Livingston has many local artists in varied forms. Local artists have support from Livingston Arts Association which is an organization formed in 1959 to promote art in the community including large scale exhibitions, demonstrations, and workshops.[57] The organization is also a member of Art Council of Livingston which has a gallery at Livingston Town Center. The Arts Association includes numerous organizations in addition to the Arts Council of Livingston, including the NJ State Opera Guild – West Essex Chapter and Livingston Camera Club.

There are many studios at Riker Hill Art Park with more than 40 working artists in various media including pottery, fine metalwork, glass, jewelry, paintings, fine arts, sculpture and photography.[58] Many studios offer art classes for adults and children.

Parks & Recreation

Parks

There are more than 470 acres (1.9 km2) of wooded parks with passive hiking trails in Livingston. Additional 1,817 acres (7.35 km2) are zoned to be preserved in its natural state without public access. This brings to about 25% of total land in the town that is in its natural conditions with habitats of eight threatened or endangered species.[60][61]

There are many smaller parks and open space areas dedicated to recreation and sports, mostly centered around the town’s public schools.
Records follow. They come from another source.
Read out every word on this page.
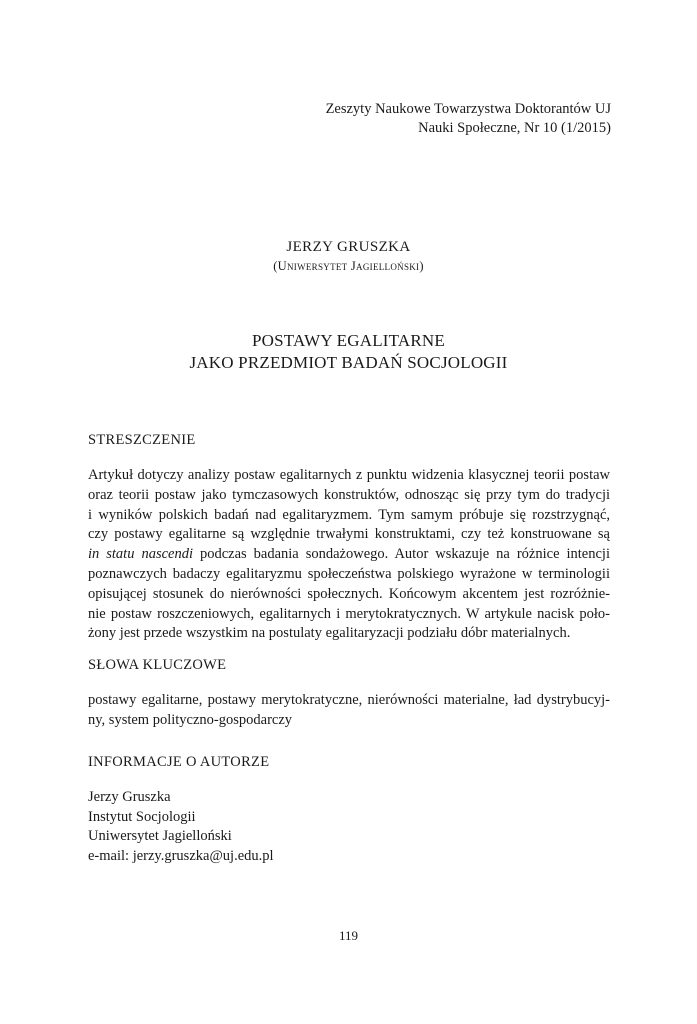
Zeszyty Naukowe Towarzystwa Doktorantów UJ
Nauki Społeczne, Nr 10 (1/2015)
JERZY GRUSZKA
(Uniwersytet Jagielloński)
POSTAWY EGALITARNE
JAKO PRZEDMIOT BADAŃ SOCJOLOGII
STRESZCZENIE
Artykuł dotyczy analizy postaw egalitarnych z punktu widzenia klasycznej teorii postaw
oraz teorii postaw jako tymczasowych konstruktów, odnosząc się przy tym do tradycji
i wyników polskich badań nad egalitaryzmem. Tym samym próbuje się rozstrzygnąć,
czy postawy egalitarne są względnie trwałymi konstruktami, czy też konstruowane są
in statu nascendi podczas badania sondażowego. Autor wskazuje na różnice intencji
poznawczych badaczy egalitaryzmu społeczeństwa polskiego wyrażone w terminologii
opisującej stosunek do nierówności społecznych. Końcowym akcentem jest rozróżnie-
nie postaw roszczeniowych, egalitarnych i merytokratycznych. W artykule nacisk poło-
żony jest przede wszystkim na postulaty egalitaryzacji podziału dóbr materialnych.
SŁOWA KLUCZOWE
postawy egalitarne, postawy merytokratyczne, nierówności materialne, ład dystrybucyj-
ny, system polityczno-gospodarczy
INFORMACJE O AUTORZE
Jerzy Gruszka
Instytut Socjologii
Uniwersytet Jagielloński
e-mail: jerzy.gruszka@uj.edu.pl
119
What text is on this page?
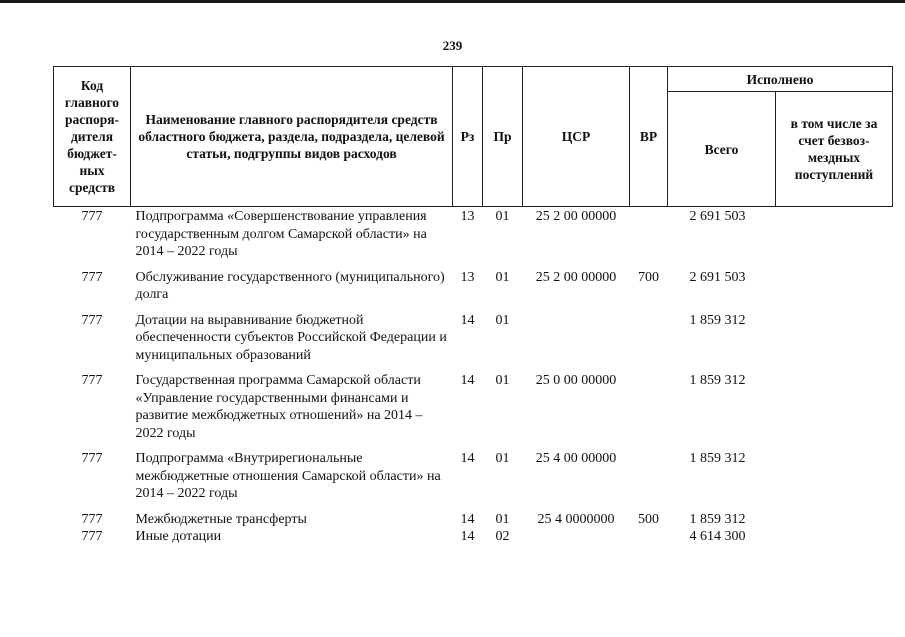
239
Код главного распоря-дителя бюджет-ных средств	Наименование главного распорядителя средств областного бюджета, раздела, подраздела, целевой статьи, подгруппы видов расходов	Рз	Пр	ЦСР	ВР	Исполнено	
						Всего	в том числе за счет безвоз-мездных поступлений
777	Подпрограмма «Совершенствование управления государственным долгом Самарской области» на 2014 – 2022 годы	13	01	25 2 00 00000		2 691 503	

777	Обслуживание государственного (муниципального) долга	13	01	25 2 00 00000	700	2 691 503	

777	Дотации на выравнивание бюджетной обеспеченности субъектов Российской Федерации и муниципальных образований	14	01			1 859 312	

777	Государственная программа Самарской области «Управление государственными финансами и развитие межбюджетных отношений» на 2014 – 2022 годы	14	01	25 0 00 00000		1 859 312	

777	Подпрограмма «Внутрирегиональные межбюджетные отношения Самарской области» на 2014 – 2022 годы	14	01	25 4 00 00000		1 859 312	

777	Межбюджетные трансферты	14	01	25 4 0000000	500	1 859 312	
777	Иные дотации	14	02			4 614 300	
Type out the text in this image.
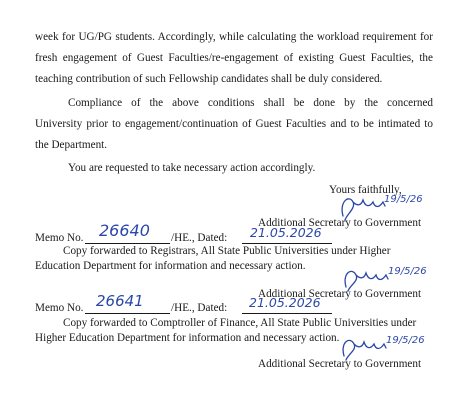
week for UG/PG students. Accordingly, while calculating the workload requirement for
fresh engagement of Guest Faculties/re-engagement of existing Guest Faculties, the
teaching contribution of such Fellowship candidates shall be duly considered.
Compliance of the above conditions shall be done by the concerned
University prior to engagement/continuation of Guest Faculties and to be intimated to
the Department.
You are requested to take necessary action accordingly.
Yours faithfully,
19/5/26
Additional Secretary to Government
Memo No. 26640 /HE., Dated: 21.05.2026
Copy forwarded to Registrars, All State Public Universities under Higher
Education Department for information and necessary action.	19/5/26
Additional Secretary to Government
Memo No. 26641 /HE., Dated: 21.05.2026
Copy forwarded to Comptroller of Finance, All State Public Universities under
Higher Education Department for information and necessary action.	19/5/26
Additional Secretary to Government
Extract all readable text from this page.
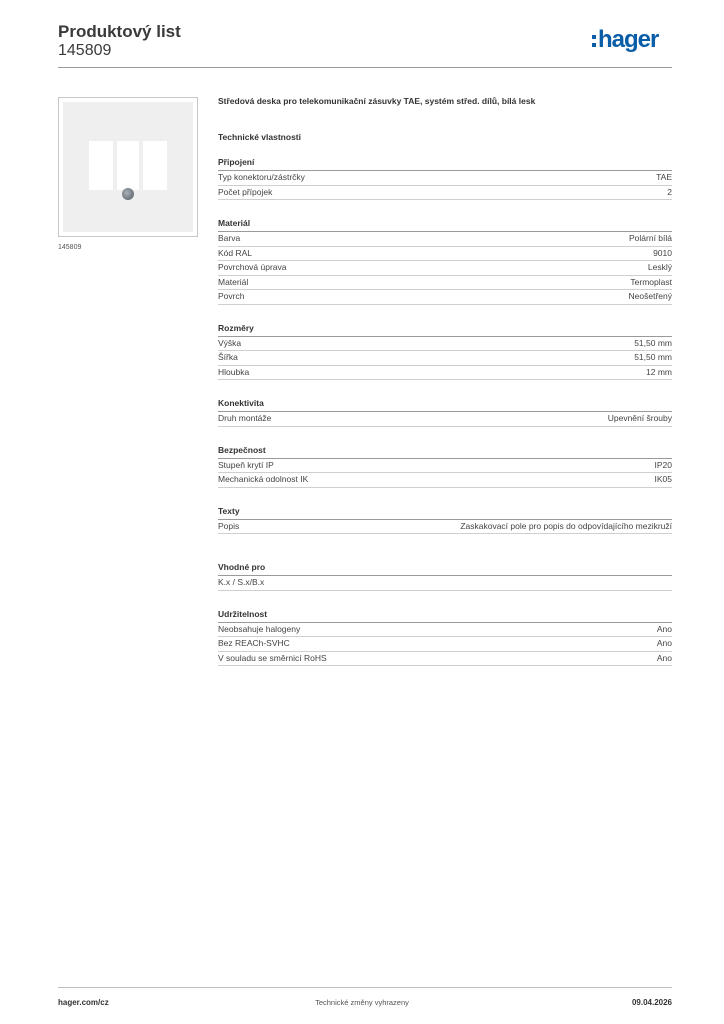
Produktový list
145809	hager
145809
Středová deska pro telekomunikační zásuvky TAE, systém střed. dílů, bílá lesk
Technické vlastnosti
Připojení
Typ konektoru/zástrčky	TAE
Počet přípojek	2
Materiál
Barva	Polární bílá
Kód RAL	9010
Povrchová úprava	Lesklý
Materiál	Termoplast
Povrch	Neošetřený
Rozměry
Výška	51,50 mm
Šířka	51,50 mm
Hloubka	12 mm
Konektivita
Druh montáže	Upevnění šrouby
Bezpečnost
Stupeň krytí IP	IP20
Mechanická odolnost IK	IK05
Texty
Popis	Zaskakovací pole pro popis do odpovídajícího mezikruží
Vhodné pro
K.x / S.x/B.x
Udržitelnost
Neobsahuje halogeny	Ano
Bez REACh-SVHC	Ano
V souladu se směrnicí RoHS	Ano
hager.com/cz	Technické změny vyhrazeny	09.04.2026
These include two swimming pools, ten little league baseball diamonds, four full baseball diamonds, eight full soccer/lacrosse fields, one full football field, three basketball courts, sixteen tennis courts, eleven playgrounds, a jogging track, a dog park, and a fishing/ice skating pond.[61] The township is planning to build inter-connected mixed-use paths, biking and hiking trails to connect those parks and open space throughout the township.

Livingston has an active open space trust fund that continues to acquire more lands for preservation and recreation. As of 2003, there were 842 acres (9% of total land) that were protected from development. There were additional 2,475 acres (10.02 km2) that could be protected by the fund.[62]

Riker Hill Complex

A radio tower in the Riker Hill Complex

Riker Hill Complex (also referred to as Riker Hill Park) is a 204.68-acre (0.8283 km2) parkland located along the border of Livingston and Roseland. The complex is managed by Department of Parks, Recreation, and Cultural Affairs of Essex County. It comprises three parks, Riker Hill Art Park – a former Nike Missile control area site, Walter Kidde Dinosaur Park – a National Natural Landmark, and Becker Park which were acquired between 1969 and 1977. Although a large portion of the complex is located in Roseland, the county designated Livingston as the host community as the Riker Hill Art Park is the only functional and publicly accessible park at the present time.[63] The art park located atop of the hill is the home of many studios in multiple disciplines of art and craft.

Recreation

The recreation department under the Senior, Youth and Leisure Services program offers many programs for residents ranging from pre-school courses, children games, crafts, and dance; to a dozen of youth and adult sports programs. Livingston residents can also apply for memberships of public golf courses at Francis Byrne Golf Course in West Orange and Millburn Municipal Golf Course in Millburn Township. Additionally, there are many independent sports organizations such as Livingston Little League, Livingston Jr. Lancers (football and cheerleading), Livingston Lacrosse Club, and Livingston Soccer Club.[64][65]

An Essex County park complex is located one mile (1.6 km) from Livingston with Turtle Back Zoo, Richard J. Codey Arena (an ice hockey/ice skating arena), and natural trails in South Mountain Reservation.